Republicans are cooperating, for now, CBS 2’s Tony Aiello reported.
“My hope is that none of this becomes simply partisanship. If there’s wrongdoing, clearly it should be referred to the apropriate law enforcement agency,” said Assembly GOP Leader John Bramnick.
The investigation last week revealed that high-ranking officials in Gov. Chris Christie’s administration appeared to engineer lane closures at the bridge in September for political retribution against Fort Lee Mayor Mark Sokolich for not endorsing Christie for re-election.
Christie last week apologized but denied involvement. He also fired Deputy Chief of Staff Bridget Anne Kelly and cut ties with campaign adviser Bill Stepien.
As WCBS 880’s Alex Silverman reported, the committee will have a dedicated legal team and subpoenas for Kelly and Stepien.
“The Port Authority and other agencies are going to need a drastic overhaul,” said Wisniewski.
On Sunday, Wisniewski told CBS’ “Face the Nation” there’s no evidence Christie was directly involved in the traffic tie-up, but said the governor didn’t have to know about the lane closures for them to be a crime.
“When you use the George Washington Bridge for what the emails show to be a political payback, that amounts to using public property for a private purpose or for a political purpose and that’s not legal,” Wisniewski said.
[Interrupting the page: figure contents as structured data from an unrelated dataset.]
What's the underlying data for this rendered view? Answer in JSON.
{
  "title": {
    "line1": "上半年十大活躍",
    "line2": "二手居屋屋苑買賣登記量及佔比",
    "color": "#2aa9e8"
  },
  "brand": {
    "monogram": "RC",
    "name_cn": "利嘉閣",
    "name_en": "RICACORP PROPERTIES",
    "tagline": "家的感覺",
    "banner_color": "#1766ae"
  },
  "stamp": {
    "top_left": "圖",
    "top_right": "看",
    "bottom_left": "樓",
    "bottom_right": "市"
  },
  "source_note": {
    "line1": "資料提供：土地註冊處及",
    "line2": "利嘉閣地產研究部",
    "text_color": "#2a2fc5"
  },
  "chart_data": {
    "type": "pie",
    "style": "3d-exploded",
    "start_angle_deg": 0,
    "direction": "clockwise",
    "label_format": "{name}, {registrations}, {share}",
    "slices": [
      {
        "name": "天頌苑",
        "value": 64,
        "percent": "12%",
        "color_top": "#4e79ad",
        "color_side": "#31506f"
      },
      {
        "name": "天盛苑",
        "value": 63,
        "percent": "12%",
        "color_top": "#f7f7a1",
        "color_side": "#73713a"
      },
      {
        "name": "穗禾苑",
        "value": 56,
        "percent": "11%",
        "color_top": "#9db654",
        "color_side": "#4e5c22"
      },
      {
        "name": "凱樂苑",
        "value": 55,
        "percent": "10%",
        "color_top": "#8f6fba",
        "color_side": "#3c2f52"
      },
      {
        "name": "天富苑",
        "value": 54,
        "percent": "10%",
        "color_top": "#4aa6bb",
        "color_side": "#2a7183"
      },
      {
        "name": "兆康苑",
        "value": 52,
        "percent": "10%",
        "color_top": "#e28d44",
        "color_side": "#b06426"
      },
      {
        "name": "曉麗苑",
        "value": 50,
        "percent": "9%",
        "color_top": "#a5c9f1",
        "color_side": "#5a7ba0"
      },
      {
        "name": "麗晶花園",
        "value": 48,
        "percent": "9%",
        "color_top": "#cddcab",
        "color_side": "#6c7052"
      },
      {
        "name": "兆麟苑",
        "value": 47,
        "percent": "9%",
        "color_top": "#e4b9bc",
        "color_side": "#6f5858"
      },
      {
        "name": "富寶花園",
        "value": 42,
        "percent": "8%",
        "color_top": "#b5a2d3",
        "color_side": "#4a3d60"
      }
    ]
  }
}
Christie said Thursday he was “embarrassed and humiliated” by the conduct of some of his staff. He said he was “blindsided” by the revelations, which he said he discovered when subpoenaed emails were released last week.
WEB EXTRA: Read The Emails
“Time for some traffic problems in Fort Lee,” Kelly wrote in August in a message to former Christie Port Authority appointee David Wildstein.
“Got it,” Wildstein replied. A few weeks later, Wildstein closed two of three lanes connecting Fort Lee to the bridge, causing crippling traffic jams in the town.
The messages do not directly implicate Christie, but they contradicted his earlier assertions that the closings were not punitive and part of a traffic study and that his staff was not involved. Christie has said he didn’t know of any plot to close the lanes.
Wisniewski said it “strains credibility” that the hands-on governor wasn’t told by senior advisers who received emails about the closings.
“His chief counsel knew, his deputy chief of staff knew, his incoming chief of staff knew,” Wisniewski said.
Politicians from both sides of the aisle took to the Sunday talk shows to debate the fallout from the traffic jams and any role Christie may have played.
Former New York City Mayor Rudy Giuliani said on ABC’s “This Week” he found Christie’s explanation “pretty darn credible” that he didn’t know what members of his inner circle were up to while he was running for re-election.
“He was in campaign mode,” Giuliani said. “You miss a lot of things. You’re not paying as much attention.”
Republican National Committee Chairman Reince Priebus told NBC’s “Meet the Press” Christie could move past the scandal and still win support from primary voters in the 2016 presidential race.
He said Christie demonstrated leadership by holding a lengthy news conference Thursday to apologize for the scandal, the most serious challenge to his political career, and to disavow any knowledge of its planning.
“America’s a forgiving people, but they’re forgiving when you take ownership, you admit mistakes, you take corrective action, and that’s what Chris Christie showed,” Priebus said.
Former Democratic New Jersey governor Richard Codey said a deputy chief of staff is high up the food chain, but still shouldn’t be calling any shots.
“If I were governor, the deputy chief of staff is not going to take action on their own,” Codey told WCBS 880’s Jim Smith. “So who put – who planted the seed in her brain?”
Sokolich said he wanted to believe Christie’s staffers acted without his knowledge but was having a tough time buying it.
“Anything his name was even remotely involved in, he was involved in,” said Sokolich, who met with Christie on Thursday when the governor traveled to Fort Lee to apologize personally.
Sokolich, who had initially urged the governor to stay away, said afterward that the meeting was productive.
“I’m taking him at his word,” he said Sunday. “There’s just a lot of stuff there, though.”
Christie is scheduled to deliver his State of the State address Tuesday.